How do you debug and trace the logs?
- 29:05 We assign the correlation UUID, and you can search by that in the logs, which will persist across the different applications, so you can see where it failed.
- 29:25 When you’re tracking bugs in the system, you can follow the request through and find out why it failed and where.
What happens to requests that come in when the services are starting?
- 30:00 We have queues that the catch-up queues use; we have a command bus that will sit there until it can be processed.
- 30:10 Sometimes we get back-ups, where we’re getting a flood of requests and we can’t handle them all.
- 30:25 Generally what we do is log the fact that we’ve received the request and return quickly.
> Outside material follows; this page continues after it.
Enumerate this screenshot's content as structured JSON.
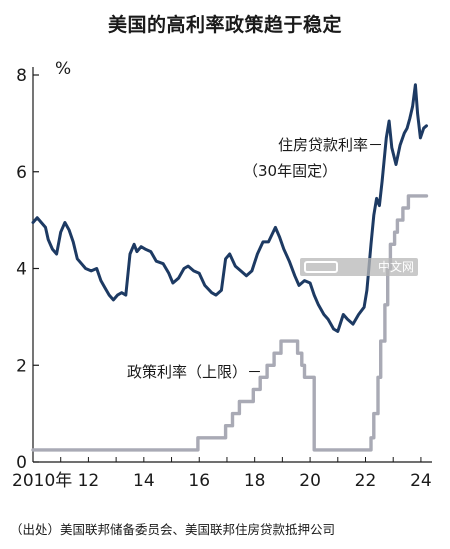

- 30:40 Typically the problem is not logging the request in the fist place, but in trying to process those requests and failing to do so because something is too busy.
- 30:55 What we can do is kill the server, if it’s backed up with far too much work.
- 31:10 That will lose all the work in the queue, because it will come back from the database, and we haven’t marked it as done because it’s not completed.
- 31:25 Crucially it turns out that if it did get done, and we haven’t managed to respond, then the "at most once" principle comes in.
- 31:40 When the server comes back and tries to replay the request, if it’s already been done then don’t throw an error, but return successfully.
Banking has typically been risk-adverse; but how do you deal with chaos testing?
- 32:20 Regulators in Britain are slowly coming round to the idea that running a bank in the cloud with modern software and infrastructure management methods is not as much of a problem as they feared.
- 32:40 Our CIO tells a story about how he went to the regulator and they asked who had the keys to the server room; he had to respond that not only we don’t know who has the keys, we don’t know where the server room is.
- 33:00 That shocked them a bit, but gradually over time, by presenting to them and showing them how we work, we have shown them that what we are doing is more resilient than how other banks work.
- 33:25 We don’t have to worry about server maintenance, or having a primary and fail-over server onsite - we don’t have to worry about having a team of servers doing it years into the future.
- 33:35 We have outsourced that and bought it from a recognised industry-standard provider.
- 33:45 Chaos testing is another element of that - it’s there to show robustness, and we’re not just faking something in a test environment.
- 34:00 We are actually running Chaos in production, and showing that if an instance disappears, then we can recover with a negligible impact on our customers.
What kind of experiments do you run with your Chaos testing?
- 34:25 We are not doing a huge amount - it’s not very advanced.
- 34:30 We are mainly killing individual instances; we’re taking it out occasionally at a completely random point in time.
- 34:45 We’ll record when we did that, and then we’ll have a look at the logs and see whether it caused any problems or exceptions.
What would you architect different if you had to start over?
- 35:15 I would go for this microlith architecture much sooner.
- 35:20 When we started off, we put a lot of code into one place as a monolithic application, and has now grown too big.
- 35:40 We often get problems where we want to put code in a new application, but it has to tie back to this one giant monolith.